The Society has nearly $1 million riding in the market.
Hipple said that whereas PRS once had a lock on PR training, it now has numerous competitors including other PR groups and trade publications.
Chapters are having a tough time renewing members and especially senior members and the same thing has taken place at the Counselors Academy of which he is chair, he said.
“We have a fall off of grey hairs” at the Academy, he said.
“We really want to be leading the profession,” he added, “really be the best of class.”
He described PRS as “a mature brand that needs to be re-invested in.”
Hipple praised the absent Tate and Bonaventura (who was present) as “really humble but fine guys” who are leading the quest for more income for PRS.
Hipple said he has been a member of the Society since college and said “our members are difficult…our governance system as a democracy is a difficult system to manage from an association standpoint.

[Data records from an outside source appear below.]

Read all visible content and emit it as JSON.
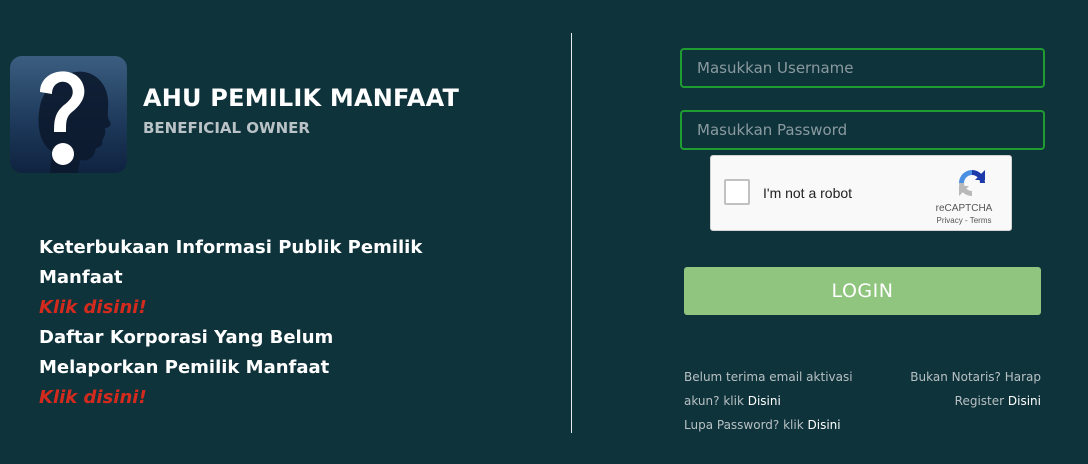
{
  "brand": {
    "title": "AHU PEMILIK MANFAAT",
    "subtitle": "BENEFICIAL OWNER"
  },
  "info_links": [
    {
      "text": "Keterbukaan Informasi Publik Pemilik Manfaat",
      "link": "Klik disini!"
    },
    {
      "text": "Daftar Korporasi Yang Belum Melaporkan Pemilik Manfaat",
      "link": "Klik disini!"
    }
  ],
  "form": {
    "username_placeholder": "Masukkan Username",
    "password_placeholder": "Masukkan Password",
    "login_label": "LOGIN"
  },
  "captcha": {
    "label": "I'm not a robot",
    "brand": "reCAPTCHA",
    "terms": "Privacy - Terms"
  },
  "footer": {
    "activation_text": "Belum terima email aktivasi akun? klik",
    "activation_link": "Disini",
    "notaris_text": "Bukan Notaris? Harap Register",
    "notaris_link": "Disini",
    "lupa_text": "Lupa Password? klik",
    "lupa_link": "Disini"
  },
  "colors": {
    "background": "#0f333b",
    "accent_green": "#1f9c31",
    "login_button": "#8fc57e",
    "link_red": "#d42a1e"
  },
  "icons": {
    "logo": "question-head-icon",
    "captcha": "recaptcha-icon"
  }
}
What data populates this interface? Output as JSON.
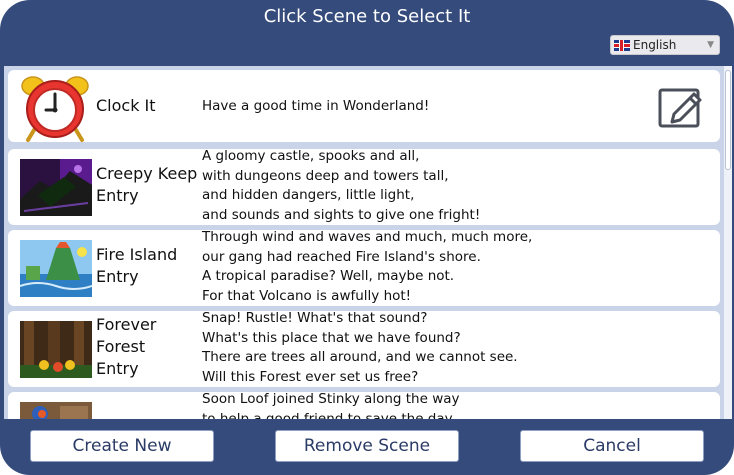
{
  "dialog": {
    "title": "Click Scene to Select It",
    "language": {
      "selected": "English",
      "icon": "uk-flag-icon"
    }
  },
  "scenes": [
    {
      "name": "Clock It",
      "lines": [
        "Have a good time in Wonderland!"
      ],
      "thumb_icon": "alarm-clock-icon",
      "has_edit": true
    },
    {
      "name": "Creepy Keep Entry",
      "lines": [
        "A gloomy castle, spooks and all,",
        "with dungeons deep and towers tall,",
        "and hidden dangers, little light,",
        "and sounds and sights to give one fright!"
      ],
      "thumb_icon": "creepy-keep-thumbnail"
    },
    {
      "name": "Fire Island Entry",
      "lines": [
        "Through wind and waves and much, much more,",
        "our gang had reached Fire Island's shore.",
        "A tropical paradise? Well, maybe not.",
        "For that Volcano is awfully hot!"
      ],
      "thumb_icon": "fire-island-thumbnail"
    },
    {
      "name": "Forever Forest Entry",
      "lines": [
        "Snap! Rustle! What's that sound?",
        "What's this place that we have found?",
        "There are trees all around, and we cannot see.",
        "Will this Forest ever set us free?"
      ],
      "thumb_icon": "forever-forest-thumbnail"
    },
    {
      "name": "",
      "lines": [
        "Soon Loof joined Stinky along the way",
        "to help a good friend to save the day"
      ],
      "thumb_icon": "partial-thumbnail"
    }
  ],
  "buttons": {
    "create_new": "Create New",
    "remove_scene": "Remove Scene",
    "cancel": "Cancel"
  },
  "colors": {
    "frame": "#344b7c",
    "list_background": "#c9d4e8",
    "row_background": "#ffffff",
    "button_text": "#2a3b66"
  }
}
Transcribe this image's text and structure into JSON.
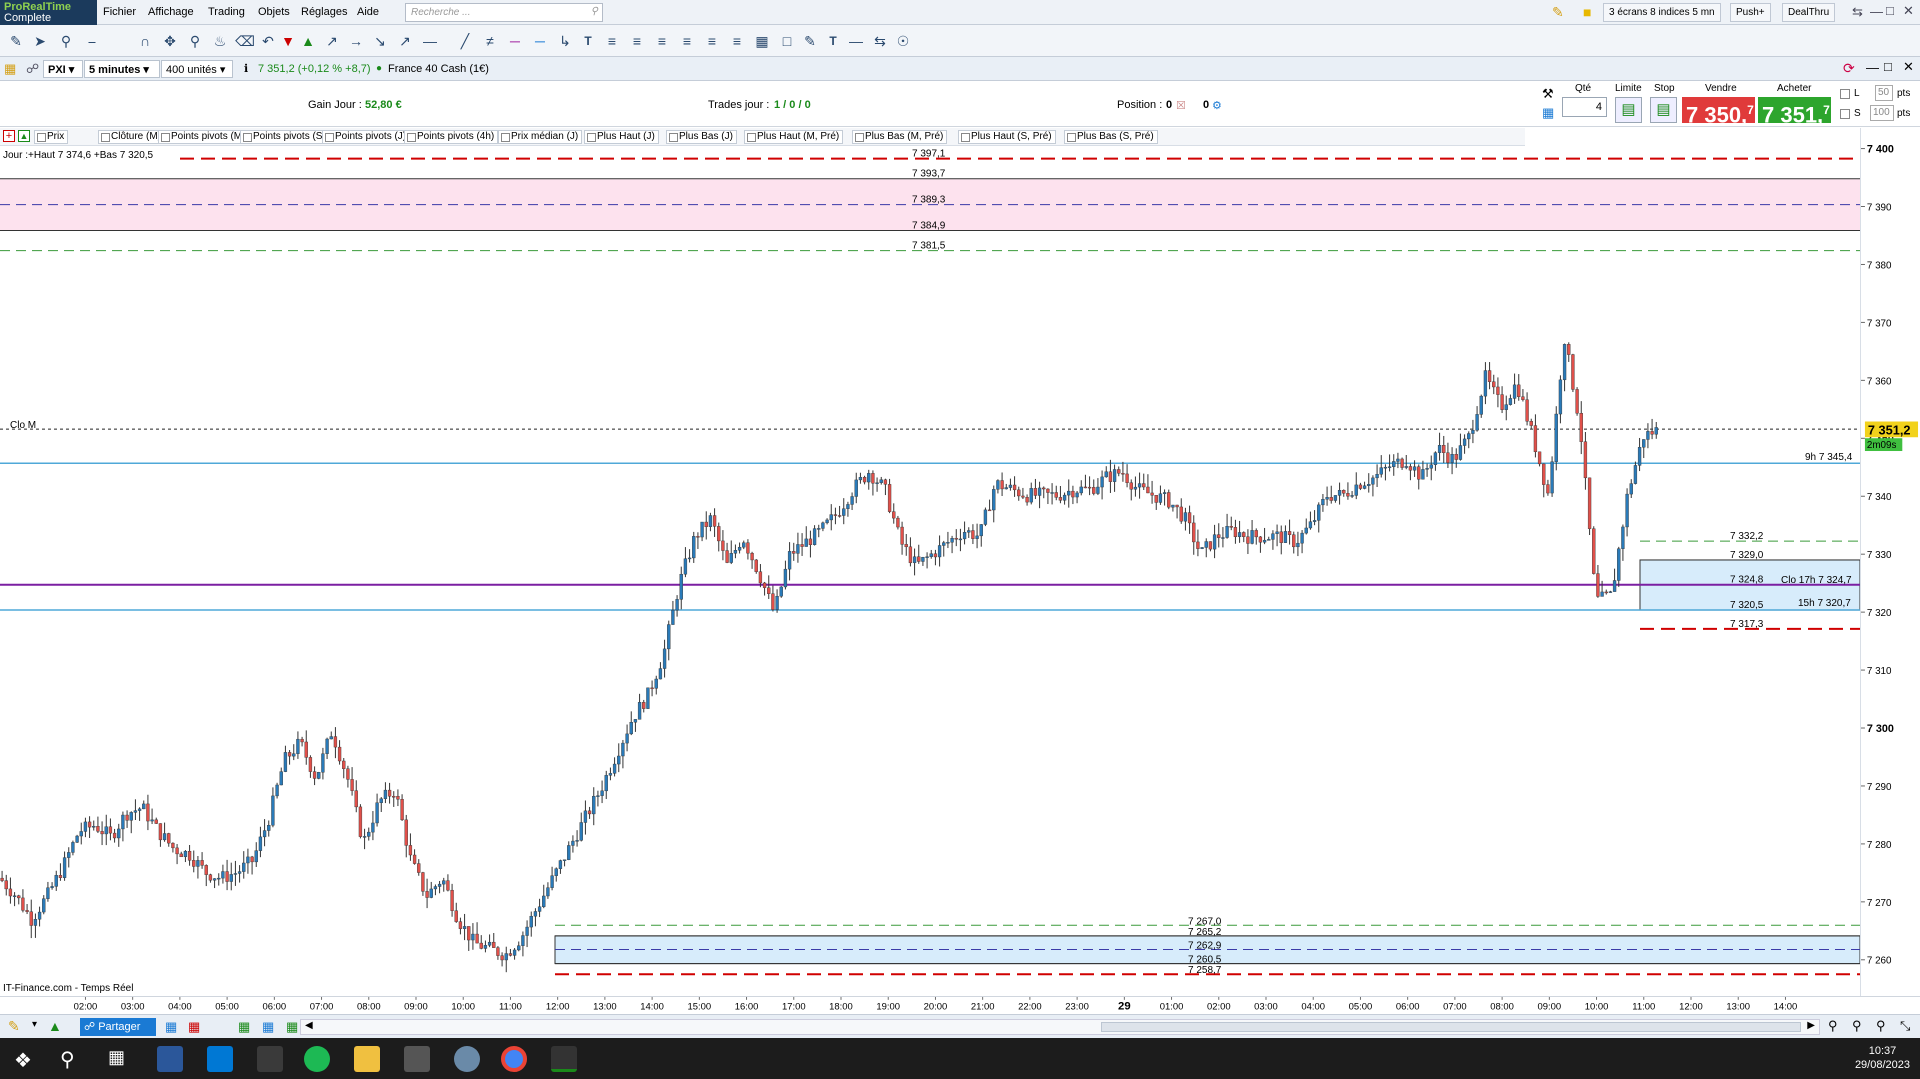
{
  "app": {
    "logo_line1": "ProRealTime",
    "logo_line2": "Complete",
    "menus": [
      "Fichier",
      "Affichage",
      "Trading",
      "Objets",
      "Réglages",
      "Aide"
    ],
    "search_placeholder": "Recherche ...",
    "right_buttons": [
      "3 écrans 8 indices 5 mn",
      "Push+",
      "DealThru"
    ]
  },
  "instrument": {
    "code": "PXI",
    "timeframe": "5 minutes",
    "units": "400 unités",
    "quote": "7 351,2 (+0,12 % +8,7)",
    "name": "France 40 Cash (1€)"
  },
  "info": {
    "gain_label": "Gain Jour :",
    "gain_value": "52,80 €",
    "trades_label": "Trades jour :",
    "trades_value": "1 / 0 / 0",
    "position_label": "Position :",
    "position_value": "0",
    "position_value2": "0"
  },
  "ticket": {
    "qty_label": "Qté",
    "qty_value": "4",
    "limit_label": "Limite",
    "stop_label": "Stop",
    "sell_label": "Vendre",
    "buy_label": "Acheter",
    "sell_price": "7 350,",
    "sell_sup": "7",
    "buy_price": "7 351,",
    "buy_sup": "7",
    "l_label": "L",
    "l_value": "50",
    "s_label": "S",
    "s_value": "100",
    "pts": "pts"
  },
  "indicators": [
    "Prix",
    "Clôture (M)",
    "Points pivots (M)",
    "Points pivots (S)",
    "Points pivots (J)",
    "Points pivots (4h)",
    "Prix médian (J)",
    "Plus Haut (J)",
    "Plus Bas (J)",
    "Plus Haut (M, Pré)",
    "Plus Bas (M, Pré)",
    "Plus Haut (S, Pré)",
    "Plus Bas (S, Pré)"
  ],
  "chart_text": {
    "jour_label": "Jour :+Haut 7 374,6 +Bas 7 320,5",
    "clo_m": "Clo M",
    "source": "IT-Finance.com - Temps Réel",
    "last_price": "7 351,2",
    "countdown": "2m09s",
    "label_9h": "9h 7 345,4",
    "label_clo17": "Clo 17h 7 324,7",
    "label_15h": "15h 7 320,7"
  },
  "levels": {
    "top": [
      "7 397,1",
      "7 393,7",
      "7 389,3",
      "7 384,9",
      "7 381,5"
    ],
    "right": [
      "7 332,2",
      "7 329,0",
      "7 324,8",
      "7 320,5",
      "7 317,3"
    ],
    "bottom": [
      "7 267,0",
      "7 265,2",
      "7 262,9",
      "7 260,5",
      "7 258,7"
    ]
  },
  "chart_data": {
    "type": "candlestick",
    "ylim": [
      7255,
      7404
    ],
    "y_ticks": [
      "7 400",
      "7 390",
      "7 380",
      "7 370",
      "7 360",
      "7 350",
      "7 340",
      "7 330",
      "7 320",
      "7 310",
      "7 300",
      "7 290",
      "7 280",
      "7 270",
      "7 260"
    ],
    "x_ticks": [
      "02:00",
      "03:00",
      "04:00",
      "05:00",
      "06:00",
      "07:00",
      "08:00",
      "09:00",
      "10:00",
      "11:00",
      "12:00",
      "13:00",
      "14:00",
      "15:00",
      "16:00",
      "17:00",
      "18:00",
      "19:00",
      "20:00",
      "21:00",
      "22:00",
      "23:00",
      "29",
      "01:00",
      "02:00",
      "03:00",
      "04:00",
      "05:00",
      "06:00",
      "07:00",
      "08:00",
      "09:00",
      "10:00",
      "11:00",
      "12:00",
      "13:00",
      "14:00"
    ],
    "close_path": [
      [
        0,
        7275
      ],
      [
        1,
        7272
      ],
      [
        2,
        7268
      ],
      [
        3,
        7272
      ],
      [
        4,
        7277
      ],
      [
        5,
        7283
      ],
      [
        6,
        7284
      ],
      [
        7,
        7282
      ],
      [
        8,
        7286
      ],
      [
        9,
        7287
      ],
      [
        10,
        7283
      ],
      [
        11,
        7280
      ],
      [
        12,
        7279
      ],
      [
        13,
        7276
      ],
      [
        14,
        7275
      ],
      [
        15,
        7276
      ],
      [
        16,
        7278
      ],
      [
        17,
        7285
      ],
      [
        18,
        7295
      ],
      [
        19,
        7298
      ],
      [
        20,
        7292
      ],
      [
        21,
        7300
      ],
      [
        22,
        7292
      ],
      [
        23,
        7281
      ],
      [
        24,
        7288
      ],
      [
        25,
        7290
      ],
      [
        26,
        7278
      ],
      [
        27,
        7272
      ],
      [
        28,
        7275
      ],
      [
        29,
        7268
      ],
      [
        30,
        7264
      ],
      [
        31,
        7263
      ],
      [
        32,
        7262
      ],
      [
        33,
        7265
      ],
      [
        34,
        7270
      ],
      [
        35,
        7275
      ],
      [
        36,
        7280
      ],
      [
        37,
        7285
      ],
      [
        38,
        7290
      ],
      [
        39,
        7296
      ],
      [
        40,
        7302
      ],
      [
        41,
        7306
      ],
      [
        42,
        7313
      ],
      [
        43,
        7325
      ],
      [
        44,
        7333
      ],
      [
        45,
        7336
      ],
      [
        46,
        7328
      ],
      [
        47,
        7333
      ],
      [
        48,
        7327
      ],
      [
        49,
        7320
      ],
      [
        50,
        7330
      ],
      [
        51,
        7332
      ],
      [
        52,
        7334
      ],
      [
        53,
        7337
      ],
      [
        54,
        7341
      ],
      [
        55,
        7344
      ],
      [
        56,
        7341
      ],
      [
        57,
        7332
      ],
      [
        58,
        7328
      ],
      [
        59,
        7330
      ],
      [
        60,
        7332
      ],
      [
        61,
        7334
      ],
      [
        62,
        7333
      ],
      [
        63,
        7342
      ],
      [
        64,
        7341
      ],
      [
        65,
        7340
      ],
      [
        66,
        7340
      ],
      [
        67,
        7340
      ],
      [
        68,
        7341
      ],
      [
        69,
        7341
      ],
      [
        70,
        7343
      ],
      [
        71,
        7344
      ],
      [
        72,
        7341
      ],
      [
        73,
        7340
      ],
      [
        74,
        7339
      ],
      [
        75,
        7336
      ],
      [
        76,
        7330
      ],
      [
        77,
        7333
      ],
      [
        78,
        7334
      ],
      [
        79,
        7333
      ],
      [
        80,
        7333
      ],
      [
        81,
        7333
      ],
      [
        82,
        7332
      ],
      [
        83,
        7335
      ],
      [
        84,
        7340
      ],
      [
        85,
        7340
      ],
      [
        86,
        7342
      ],
      [
        87,
        7343
      ],
      [
        88,
        7345
      ],
      [
        89,
        7346
      ],
      [
        90,
        7343
      ],
      [
        91,
        7348
      ],
      [
        92,
        7346
      ],
      [
        93,
        7350
      ],
      [
        94,
        7360
      ],
      [
        95,
        7355
      ],
      [
        96,
        7359
      ],
      [
        97,
        7350
      ],
      [
        98,
        7340
      ],
      [
        99,
        7367
      ],
      [
        100,
        7352
      ],
      [
        101,
        7322
      ],
      [
        102,
        7323
      ],
      [
        103,
        7340
      ],
      [
        104,
        7350
      ],
      [
        105,
        7351.2
      ]
    ]
  },
  "bottom": {
    "share_label": "Partager"
  },
  "taskbar": {
    "time": "10:37",
    "date": "29/08/2023"
  }
}
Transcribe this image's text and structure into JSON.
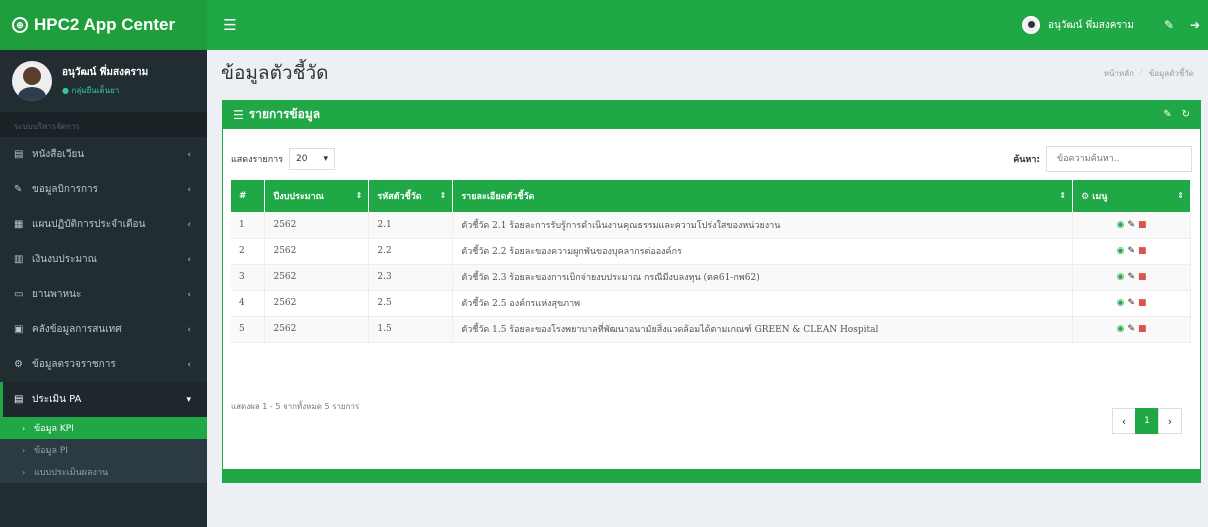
{
  "app": {
    "title": "HPC2 App Center"
  },
  "navbar": {
    "toggle_icon": "☰",
    "user_name": "อนุวัฒน์ พึ่มสงคราม"
  },
  "sidebar": {
    "user_name": "อนุวัฒน์ พึ่มสงคราม",
    "user_status": "● กลุ่มยืนเด็นยา",
    "header": "ระบบบริหารจัดการ",
    "items": [
      {
        "icon": "▤",
        "label": "หนังสือเวียน"
      },
      {
        "icon": "✎",
        "label": "ขอมูลบิการการ"
      },
      {
        "icon": "▦",
        "label": "แผนปฏิบัติการประจำเดือน"
      },
      {
        "icon": "▥",
        "label": "เงินงบประมาณ"
      },
      {
        "icon": "▭",
        "label": "ยานพาหนะ"
      },
      {
        "icon": "▣",
        "label": "คลังข้อมูลการสนเทศ"
      },
      {
        "icon": "⚙",
        "label": "ข้อมูลตรวจราชการ"
      },
      {
        "icon": "▤",
        "label": "ประเมิน PA"
      }
    ],
    "sub_items": [
      {
        "label": "ข้อมูล KPI"
      },
      {
        "label": "ข้อมูล PI"
      },
      {
        "label": "แบบประเมินผลงาน"
      }
    ]
  },
  "page": {
    "title": "ข้อมูลตัวชี้วัด",
    "breadcrumb": [
      "หน้าหลัก",
      "ข้อมูลตัวชี้วัด"
    ]
  },
  "box": {
    "title": "รายการข้อมูล"
  },
  "controls": {
    "length_label": "แสดงรายการ",
    "length_value": "20",
    "search_label": "ค้นหา:",
    "search_placeholder": "ข้อความค้นหา.."
  },
  "table": {
    "headers": [
      "#",
      "ปีงบประมาณ",
      "รหัสตัวชี้วัด",
      "รายละเอียดตัวชี้วัด",
      "เมนู"
    ],
    "rows": [
      {
        "no": "1",
        "year": "2562",
        "code": "2.1",
        "detail": "ตัวชี้วัด 2.1 ร้อยละการรับรู้การดำเนินงานคุณธรรมและความโปร่งใสของหน่วยงาน"
      },
      {
        "no": "2",
        "year": "2562",
        "code": "2.2",
        "detail": "ตัวชี้วัด 2.2 ร้อยละของความผูกพันของบุคลากรต่อองค์กร"
      },
      {
        "no": "3",
        "year": "2562",
        "code": "2.3",
        "detail": "ตัวชี้วัด 2.3 ร้อยละของการเบิกจ่ายงบประมาณ กรณีมีงบลงทุน (ตค61-กพ62)"
      },
      {
        "no": "4",
        "year": "2562",
        "code": "2.5",
        "detail": "ตัวชี้วัด 2.5 องค์กรแห่งสุขภาพ"
      },
      {
        "no": "5",
        "year": "2562",
        "code": "1.5",
        "detail": "ตัวชี้วัด 1.5 ร้อยละของโรงพยาบาลที่พัฒนาอนามัยสิ่งแวดล้อมได้ตามเกณฑ์ GREEN & CLEAN Hospital"
      }
    ]
  },
  "info": "แสดงผล 1 - 5 จากทั้งหมด 5 รายการ",
  "pagination": {
    "prev": "‹",
    "current": "1",
    "next": "›"
  }
}
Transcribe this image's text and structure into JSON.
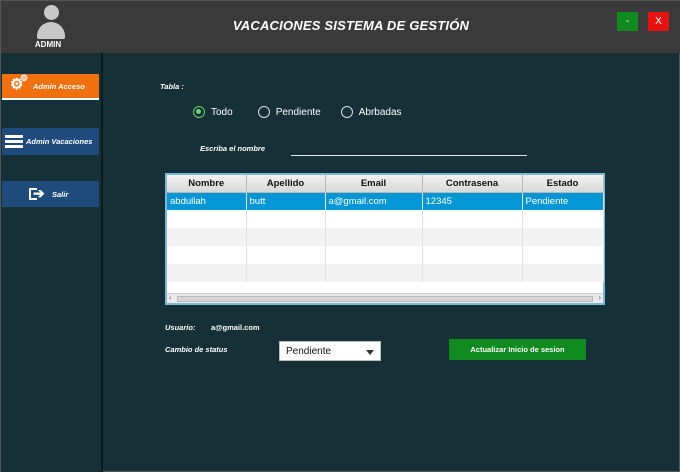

However, he was buoyed by the fact that surveys show that the Society “scores above 80% in customer satisfaction” despite cutting finances and cutting staff.” Volunteers have stepped into the breach, he said.
Hipple, who heads Hipple & Co. Reputation Management, Atlanta, last year was named chairman of the board of governors for the Center for Ethics and Corporate Responsibility, Robinson College of Business, Georgia State University.
He has been on the Ethics board since 2006 and recently was chair of the 2009 Ethics Advocate Award.
We tried to talk to Hipple by telephone since he is an expert in ethics.
He answered the phone but almost immediately hung up, pleading urgent business.
He promised to call back but never did.
Bethard-Caplick said the $30 increase “may be the proverbial straw that breaks the camel’s back.” Members are “strapped for cash,” she said.
She also wondered what members get “above and beyond their dues.”
Fiske said she was not sure what Bethard-Caplick meant and urged her to go to the delegates’ “tool page” for a description of all the benefits of PRS.
Another questioner asked if chapter dues, like national dues, could be paid quarterly.
Fiske said chapter dues are collected in full at the beginning of the year and sent to chapters on a monthly basis. A “piece meal” approach is not feasible, she said.